Below are our top 5 tips to being prepared and ensuring your fence lasts the winter season.

  • Perform a visual check it is well worth taking a wander along the existing fence line to check for any visible signs of damage, rot or decay. If your fence is looking a little worse for wear, it may be worth considering whether or not to replace the current installation so that it will stand up to prolonged poor weather conditions or a storm.
Chilham-fence-panels-Snow
  • Clear away any debris from the fence - move leaves and debris away from the fence line as leaves can trap moisture against the fence causing the timber to decay prematurely and faster than it naturally would without any ground contact. This is one of the many reasons we recommend using a gravel board because its primary purpose is to raise the fencing away from the ground to avoid contact. If it snows, don’t create drifts near the fence as again there will be a build up in moisture. Another option is creating compost for your dead leaves and the Epic Gardening  has a great blog about dealing with leaves in the garden.
    Autumn leaves - Pixabay
  • Remove weak or low hanging branches - in the strong wind, or heavy snow, branches could potentially fall and damage your fence.      Agricultural fencing
  • Timber treatment -Here at Jacksons we make our posts, gravel boards and any product that will be in contact with soil, from a different type of timber to our panels and our other products like gates or rails that will have little or no contact with the ground.  Our bespoke treatment process strengthens the timber, making it almost impervious to rot or wood boring pests.

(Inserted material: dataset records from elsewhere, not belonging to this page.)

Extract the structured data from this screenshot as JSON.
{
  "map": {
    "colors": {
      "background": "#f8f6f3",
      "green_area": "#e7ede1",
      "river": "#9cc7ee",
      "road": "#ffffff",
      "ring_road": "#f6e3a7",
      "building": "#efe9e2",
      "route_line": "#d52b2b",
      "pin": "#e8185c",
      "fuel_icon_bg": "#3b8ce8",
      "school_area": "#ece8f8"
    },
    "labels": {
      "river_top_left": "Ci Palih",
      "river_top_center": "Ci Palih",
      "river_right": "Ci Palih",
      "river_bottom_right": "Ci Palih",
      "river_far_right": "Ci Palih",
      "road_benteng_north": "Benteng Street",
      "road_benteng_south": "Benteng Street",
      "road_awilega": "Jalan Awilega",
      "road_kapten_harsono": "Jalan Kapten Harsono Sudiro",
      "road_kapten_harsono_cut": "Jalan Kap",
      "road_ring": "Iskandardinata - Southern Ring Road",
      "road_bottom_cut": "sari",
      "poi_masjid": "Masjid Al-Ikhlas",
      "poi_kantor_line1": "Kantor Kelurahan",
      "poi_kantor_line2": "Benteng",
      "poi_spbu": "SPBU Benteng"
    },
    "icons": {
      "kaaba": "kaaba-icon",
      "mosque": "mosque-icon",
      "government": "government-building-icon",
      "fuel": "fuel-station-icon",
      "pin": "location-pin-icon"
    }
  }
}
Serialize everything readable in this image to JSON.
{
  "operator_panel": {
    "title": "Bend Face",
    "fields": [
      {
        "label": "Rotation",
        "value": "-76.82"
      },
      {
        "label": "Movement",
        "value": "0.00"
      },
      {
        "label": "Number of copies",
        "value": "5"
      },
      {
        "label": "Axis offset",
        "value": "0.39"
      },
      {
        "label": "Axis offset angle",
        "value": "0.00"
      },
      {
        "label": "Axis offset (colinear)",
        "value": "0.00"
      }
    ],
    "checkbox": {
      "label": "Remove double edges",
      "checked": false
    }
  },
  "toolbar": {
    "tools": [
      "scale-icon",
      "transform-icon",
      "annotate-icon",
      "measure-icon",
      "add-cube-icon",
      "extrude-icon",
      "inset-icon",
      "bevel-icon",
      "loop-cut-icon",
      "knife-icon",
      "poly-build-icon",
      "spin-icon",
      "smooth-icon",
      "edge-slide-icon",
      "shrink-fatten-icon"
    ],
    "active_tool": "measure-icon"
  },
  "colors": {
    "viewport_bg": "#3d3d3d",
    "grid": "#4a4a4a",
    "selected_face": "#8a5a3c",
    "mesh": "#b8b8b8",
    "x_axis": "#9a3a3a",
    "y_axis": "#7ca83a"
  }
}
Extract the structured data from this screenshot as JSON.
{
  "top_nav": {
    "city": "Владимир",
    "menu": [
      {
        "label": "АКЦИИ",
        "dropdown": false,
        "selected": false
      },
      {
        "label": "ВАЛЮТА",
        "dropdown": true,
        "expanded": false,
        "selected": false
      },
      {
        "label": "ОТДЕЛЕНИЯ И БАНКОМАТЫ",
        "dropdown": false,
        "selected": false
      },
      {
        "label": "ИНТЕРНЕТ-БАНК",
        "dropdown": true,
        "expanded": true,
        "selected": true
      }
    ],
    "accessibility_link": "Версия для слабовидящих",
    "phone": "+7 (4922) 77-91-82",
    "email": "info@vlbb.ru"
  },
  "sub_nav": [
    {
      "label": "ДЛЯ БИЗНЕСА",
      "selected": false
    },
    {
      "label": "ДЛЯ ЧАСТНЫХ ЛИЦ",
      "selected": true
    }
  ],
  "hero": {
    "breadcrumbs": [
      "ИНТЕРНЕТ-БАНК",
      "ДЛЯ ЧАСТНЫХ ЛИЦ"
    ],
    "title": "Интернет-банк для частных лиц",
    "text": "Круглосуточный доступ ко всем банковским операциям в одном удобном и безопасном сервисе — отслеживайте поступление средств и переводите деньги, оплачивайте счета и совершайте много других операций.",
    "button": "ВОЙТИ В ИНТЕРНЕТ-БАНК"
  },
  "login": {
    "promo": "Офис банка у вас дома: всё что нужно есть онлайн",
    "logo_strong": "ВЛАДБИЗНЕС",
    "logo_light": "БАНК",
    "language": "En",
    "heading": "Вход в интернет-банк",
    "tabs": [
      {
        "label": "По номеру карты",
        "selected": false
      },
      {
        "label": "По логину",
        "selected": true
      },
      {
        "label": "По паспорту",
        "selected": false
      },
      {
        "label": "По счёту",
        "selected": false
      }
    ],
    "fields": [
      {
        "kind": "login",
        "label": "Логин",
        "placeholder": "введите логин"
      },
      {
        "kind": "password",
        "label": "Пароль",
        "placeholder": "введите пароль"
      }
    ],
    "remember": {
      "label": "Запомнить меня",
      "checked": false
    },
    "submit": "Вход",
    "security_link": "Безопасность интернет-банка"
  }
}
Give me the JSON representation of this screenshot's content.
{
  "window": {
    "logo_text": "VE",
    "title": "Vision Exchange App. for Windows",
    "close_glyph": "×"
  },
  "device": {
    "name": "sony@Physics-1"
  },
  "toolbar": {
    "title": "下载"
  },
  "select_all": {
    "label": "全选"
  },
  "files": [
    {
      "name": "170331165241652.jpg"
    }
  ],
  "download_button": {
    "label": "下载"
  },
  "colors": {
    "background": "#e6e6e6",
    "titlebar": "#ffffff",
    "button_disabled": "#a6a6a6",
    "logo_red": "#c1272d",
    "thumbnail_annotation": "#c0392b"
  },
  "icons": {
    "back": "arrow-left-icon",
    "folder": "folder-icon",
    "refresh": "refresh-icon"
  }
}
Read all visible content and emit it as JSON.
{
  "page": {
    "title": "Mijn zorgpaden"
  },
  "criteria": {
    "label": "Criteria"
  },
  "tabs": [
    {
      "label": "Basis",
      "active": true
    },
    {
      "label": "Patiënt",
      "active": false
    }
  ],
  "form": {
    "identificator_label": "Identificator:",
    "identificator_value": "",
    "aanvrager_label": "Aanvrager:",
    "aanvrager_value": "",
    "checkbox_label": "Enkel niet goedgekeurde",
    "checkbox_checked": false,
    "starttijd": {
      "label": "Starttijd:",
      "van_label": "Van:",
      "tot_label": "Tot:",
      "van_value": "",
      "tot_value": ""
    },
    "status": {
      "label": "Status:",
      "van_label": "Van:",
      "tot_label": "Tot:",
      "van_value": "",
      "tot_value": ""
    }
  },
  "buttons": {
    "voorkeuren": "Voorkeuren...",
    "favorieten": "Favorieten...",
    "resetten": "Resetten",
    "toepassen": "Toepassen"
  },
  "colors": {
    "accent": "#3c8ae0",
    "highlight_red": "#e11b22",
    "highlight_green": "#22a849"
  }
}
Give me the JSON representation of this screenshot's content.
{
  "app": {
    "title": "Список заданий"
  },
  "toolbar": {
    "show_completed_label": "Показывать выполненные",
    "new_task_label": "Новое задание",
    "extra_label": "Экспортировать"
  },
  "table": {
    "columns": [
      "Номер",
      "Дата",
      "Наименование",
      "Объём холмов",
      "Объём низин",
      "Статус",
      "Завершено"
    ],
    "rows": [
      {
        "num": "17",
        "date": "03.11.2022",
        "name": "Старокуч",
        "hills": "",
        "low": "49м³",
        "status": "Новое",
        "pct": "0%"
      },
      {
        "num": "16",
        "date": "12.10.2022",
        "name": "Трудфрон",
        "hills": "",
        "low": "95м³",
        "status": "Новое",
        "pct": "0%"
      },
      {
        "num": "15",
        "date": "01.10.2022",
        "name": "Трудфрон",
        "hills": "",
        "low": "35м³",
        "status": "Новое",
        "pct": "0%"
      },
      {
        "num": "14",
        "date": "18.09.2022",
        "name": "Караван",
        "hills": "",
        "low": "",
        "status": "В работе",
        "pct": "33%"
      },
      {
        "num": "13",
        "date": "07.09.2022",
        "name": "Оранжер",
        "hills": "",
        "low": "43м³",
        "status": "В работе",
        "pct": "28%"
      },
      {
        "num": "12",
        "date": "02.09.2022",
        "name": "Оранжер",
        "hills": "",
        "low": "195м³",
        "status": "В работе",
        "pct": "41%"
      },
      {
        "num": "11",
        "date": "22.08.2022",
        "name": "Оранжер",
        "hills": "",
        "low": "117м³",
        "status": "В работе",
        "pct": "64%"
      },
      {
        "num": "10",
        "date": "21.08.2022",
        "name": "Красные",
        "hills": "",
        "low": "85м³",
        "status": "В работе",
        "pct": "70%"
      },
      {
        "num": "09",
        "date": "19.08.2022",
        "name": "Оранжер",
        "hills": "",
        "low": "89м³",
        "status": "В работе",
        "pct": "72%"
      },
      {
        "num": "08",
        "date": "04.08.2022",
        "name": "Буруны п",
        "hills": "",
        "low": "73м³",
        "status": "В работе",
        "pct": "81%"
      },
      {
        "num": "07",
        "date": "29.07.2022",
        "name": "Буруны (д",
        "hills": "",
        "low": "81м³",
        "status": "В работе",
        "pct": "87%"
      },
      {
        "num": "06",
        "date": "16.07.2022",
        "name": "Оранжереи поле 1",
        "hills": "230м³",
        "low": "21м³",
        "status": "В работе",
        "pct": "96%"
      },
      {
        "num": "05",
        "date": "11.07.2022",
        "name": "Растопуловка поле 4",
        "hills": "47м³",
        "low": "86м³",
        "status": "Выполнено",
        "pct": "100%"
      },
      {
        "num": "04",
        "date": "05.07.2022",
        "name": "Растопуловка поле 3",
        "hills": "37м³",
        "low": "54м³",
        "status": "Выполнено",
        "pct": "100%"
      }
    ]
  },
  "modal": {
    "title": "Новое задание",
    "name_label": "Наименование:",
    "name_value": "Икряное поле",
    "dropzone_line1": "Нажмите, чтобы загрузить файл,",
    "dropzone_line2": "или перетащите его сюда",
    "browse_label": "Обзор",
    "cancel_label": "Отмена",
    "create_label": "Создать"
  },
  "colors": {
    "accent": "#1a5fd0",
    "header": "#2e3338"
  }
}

  • Check the Posts - One of the most common causes of fences not staying where you want them to be - which is hopefully upright - is because the posts are of inferior quality.  If you see a fence at a funny angle, look down at where the posts meet the ground, quite often you will see the reason the fence is leaning in a precarious manner is because the posts have rotted at ground level. If you think about it, a fence panel is a bit like a sail, a large flat surface that will by its very nature catch a hefty dose of wind – the wind loading on the panel will put a fair amount of strain on the posts at the fixed point they go into the ground. Any weakening in the post due to continued soaking in the ground, bad quality timber and lack of treatment, and the post will eventually snap like a match stick!

     

    snapped old rotten fence post

    Now is the time to check your posts, don’t let winter get the best of you or your fence.